Nonostante tutte le discussioni, i pareri discordanti, la burocrazia, si arriva al giorno dell'inserimento in classe del bimbo. La dirigenza scolastica aveva, secondo me più che giustamente, allestito una “festa dell'accoglienza” per dare il benvenuto al nuovo arrivato e favorire la sua integrazione con i nuovi compagni. Risultato? Nessun bambino si è presentato. A quanto pare la festa è stata boicottata dai e dalle genitor scolasticus attraverso quell'immondo strumento che sono le chat di classe dove, più che discutere i problemi legati alla didattica e partecipare democraticamente ad una scuola condivisa, si veicolano cattivi sentimenti, pettegolezzi, esclusione, veleni.


Che effetto può fare su di un bambino di otto anni una festa di benvenuto dove non partecipa nessuno? Psicologicamente ha un effetto devastante. Ogni madre e padre di quella chat, di quella classe, avrebbe dovuto porsi l'interrogativo minimo: se fosse capitato a mio figlio? Quali effetti può avere sull'autostima, sulla capacità di socializzare, sullo sviluppo psicologico del bambino?
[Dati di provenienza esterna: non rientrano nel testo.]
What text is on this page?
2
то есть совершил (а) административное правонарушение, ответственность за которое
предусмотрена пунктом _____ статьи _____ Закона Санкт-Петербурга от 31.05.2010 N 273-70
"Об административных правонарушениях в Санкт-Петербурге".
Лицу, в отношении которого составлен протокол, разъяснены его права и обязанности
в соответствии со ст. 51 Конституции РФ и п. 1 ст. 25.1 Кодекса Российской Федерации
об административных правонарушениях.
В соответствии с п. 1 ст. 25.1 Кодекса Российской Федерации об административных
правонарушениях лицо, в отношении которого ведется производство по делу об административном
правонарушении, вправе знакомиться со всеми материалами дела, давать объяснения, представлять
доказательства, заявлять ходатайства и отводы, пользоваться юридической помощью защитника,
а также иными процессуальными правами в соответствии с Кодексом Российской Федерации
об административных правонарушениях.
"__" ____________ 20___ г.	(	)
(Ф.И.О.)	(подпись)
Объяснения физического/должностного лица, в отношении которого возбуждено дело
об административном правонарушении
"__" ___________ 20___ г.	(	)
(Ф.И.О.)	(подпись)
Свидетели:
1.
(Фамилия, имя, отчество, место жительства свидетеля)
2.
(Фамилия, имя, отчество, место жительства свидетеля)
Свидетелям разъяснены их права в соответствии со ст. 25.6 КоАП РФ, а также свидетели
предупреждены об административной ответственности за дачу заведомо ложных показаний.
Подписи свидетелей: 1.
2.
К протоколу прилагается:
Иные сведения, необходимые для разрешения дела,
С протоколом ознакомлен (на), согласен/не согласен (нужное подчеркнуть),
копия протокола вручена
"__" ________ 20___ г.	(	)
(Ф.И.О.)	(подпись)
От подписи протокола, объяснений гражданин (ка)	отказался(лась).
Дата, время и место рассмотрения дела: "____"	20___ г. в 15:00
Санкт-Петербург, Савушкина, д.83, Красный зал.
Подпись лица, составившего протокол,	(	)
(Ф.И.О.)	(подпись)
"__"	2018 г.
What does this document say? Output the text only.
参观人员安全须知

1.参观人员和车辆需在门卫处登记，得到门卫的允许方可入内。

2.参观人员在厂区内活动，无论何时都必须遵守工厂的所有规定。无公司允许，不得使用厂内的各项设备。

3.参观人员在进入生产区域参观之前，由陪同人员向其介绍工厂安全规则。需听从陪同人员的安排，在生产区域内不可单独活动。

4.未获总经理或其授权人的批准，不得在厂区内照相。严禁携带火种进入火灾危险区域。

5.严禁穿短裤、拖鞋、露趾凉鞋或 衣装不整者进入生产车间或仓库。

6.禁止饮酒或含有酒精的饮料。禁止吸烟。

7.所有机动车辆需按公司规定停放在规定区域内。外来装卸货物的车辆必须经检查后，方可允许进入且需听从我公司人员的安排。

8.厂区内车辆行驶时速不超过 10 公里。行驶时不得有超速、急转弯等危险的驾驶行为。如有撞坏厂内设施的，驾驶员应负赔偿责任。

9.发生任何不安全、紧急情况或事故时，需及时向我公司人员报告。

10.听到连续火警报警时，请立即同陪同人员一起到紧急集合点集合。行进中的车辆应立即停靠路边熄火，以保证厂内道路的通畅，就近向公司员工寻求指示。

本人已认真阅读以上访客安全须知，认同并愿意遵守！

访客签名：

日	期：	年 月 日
Soprattutto, se il ragazzino capisce (e lo capisce) che il problema sono state le sue capacità, non tenderà ad autocensurarsi, a negarle, a castrare la propria intelligenza?

Ma più che i genitori sotto accusa deve finire quella parte della scuola che vede in un alunno sovradotato un problema invece di un'opportunità. La confort zone della routine quotidiana non deve avere la meglio su quello che è il compito (direi io la missione) dell'insegnante delle scuole dell'obbligo: dare strumenti culturali, certo, ma dando anche un occhio al corretto sviluppo psicologico, intellettuale e valoriale dei ragazzi. Nessuno pretende la trasformazione dei docenti in psicologi o guru, intendiamoci. Ma quantomeno non si dovrebbero fare danni.


Fino a qualche anno fa la scuola dell'obbligo, sopratutto la scuola elementare, era il fiore all'occhiello del sistema scolastico italiano. Prendiamo atto, purtroppo, di un suo principio di scadimento: contaminata sociologicamente da genitori di ogni ceto sociale che passano da “l'omo io/la donna mia” facendo un uso spropositato della parola “amò” al termine “er mi fijo”, variamente declinati secondo al regione di appartenenza. Contaminata ideologicamente da una visione funzionalista, quasi aziendalista, di mero diplomificio, che proviene dagli istituti superiori.


Faccio i miei auguri al piccolo e ai suoi genitori. Non mollate.

Essere al di sopra della media statistica ed umana, quando non si toglie niente a nessuno e magari un domani si potrebbe anche dare valore aggiunto a tutto il contesto sociale, è una bellissima cosa.